Background: Several studies have demonstrated the feasibility and safety of hemodynamic assessment of non-culprit coronary arteries during acute coronary syndrome (ACS) using fractional flow reserve (FFR) measurements.Quantitative flow ratio (QFR) was recently introduced as fast FFR computation from invasive coronary angiography without the need for pressure wire or the induction of hyperemia and has been validated with good correlation and diagnostic performance to FFR in chronic coronary syndrome. However, data on the validity of QFR in setting of ACS is scarce. Therefore, the aim of this study was to assess the feasibility and diagnostic reliability of serial QFR-measurements in non-culprit vessels of patients at ACS- and at staged-PCI procedures. 

Methods and results: A total of 321 patients with ACS (50.2% STE-ACS and 49.8% NSTE-ACS) with multivessel-disease, who underwent primary PCI and were planned for further staged PCI-procedure of at least one non-culprit lesion >70% diameter stenosis by visual estimation were enrolled in the entire analysis. Within this patient cohort 3D-QCA and QFR analyses of 513 non-culprit vessels were post-hoc serial performed by certified investigators using a validated software (QAngio XA/3D, Medis, Leiden, the Netherlands). 
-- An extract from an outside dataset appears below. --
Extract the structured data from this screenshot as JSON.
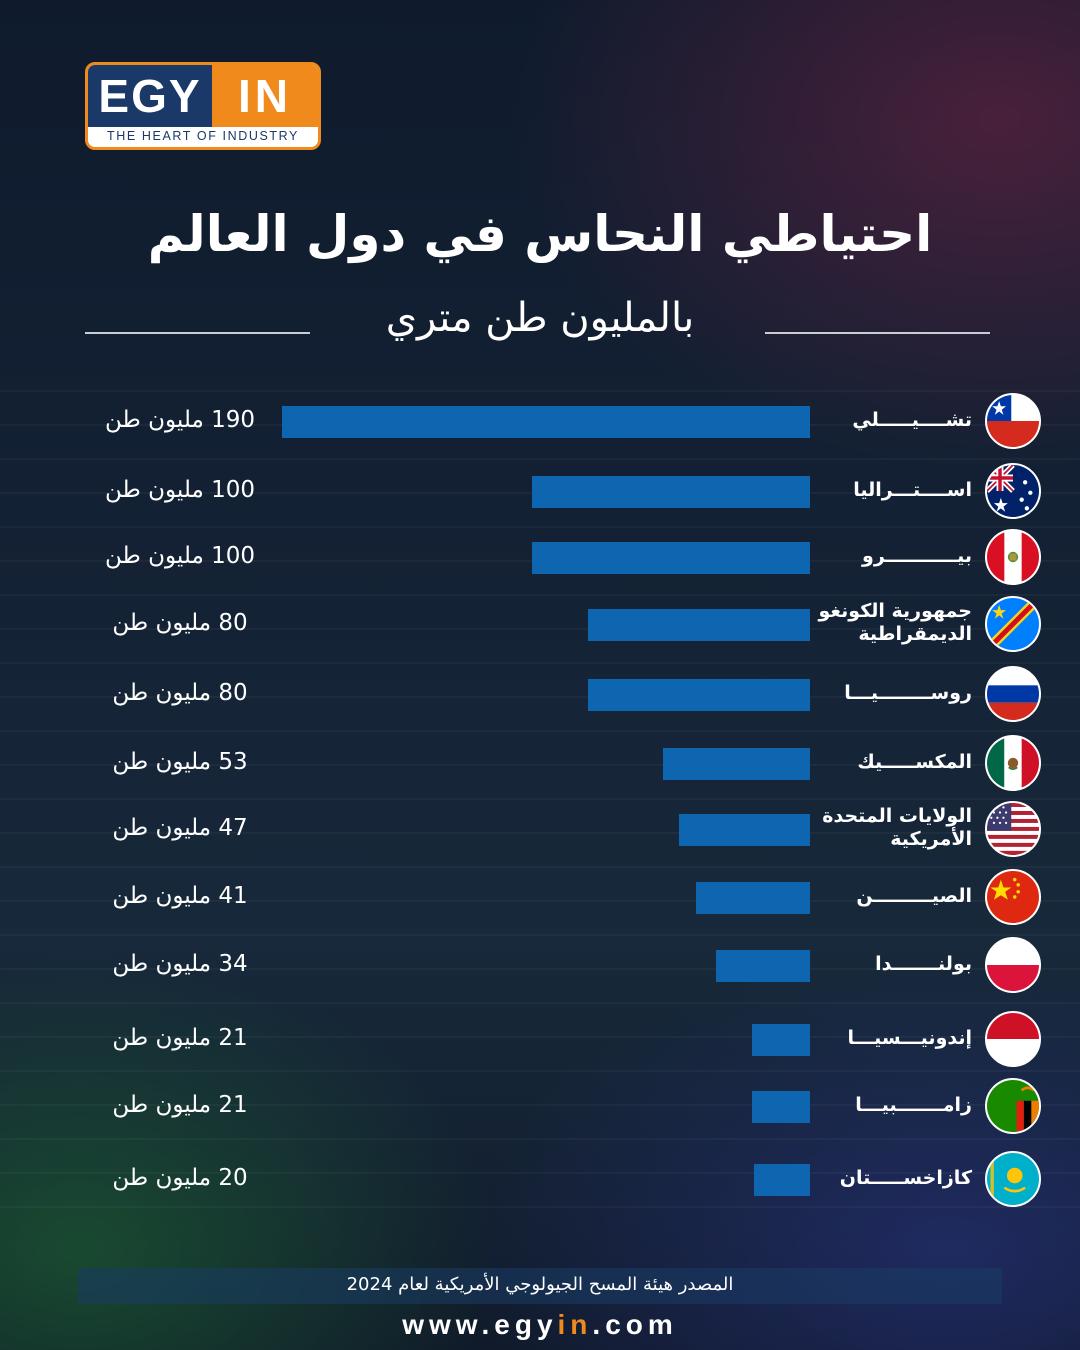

The median time interval was 49 [42-58] days between index and staged PCI. Contrast-flow vessel QFR in non-culprit coronary arteries at time of index ACS event and staged procedure showed a good correlation (r=0.94 (95% CI 0.93-0.95), p<0.001) and agreement (mean difference -0.008, 95% CI -0.013-0.003). Importantly, QFR as assessed at index procedure had  sensitivity of 95.02%, specificity of 93.59%, PPV of 90.52%, NPV of 96.69%, and diagnostic accuracy of 94.15% in prediction of contrast-flow vessel QFR ≤0.80 at the time of staged procedure and therefore to detect hemodynamic relevance of non-culprit lesions.

Conclusions: The present study confirms for the first time the feasibility and diagnostic accuracy of QFR assessment of non-culprit coronary arteries during ACS. These results support QFR as valuable tool in patients with ACS to detect further hemodynamic relevant lesions with excellent diagnostic performance and therefore to guide further revascularisation therapy.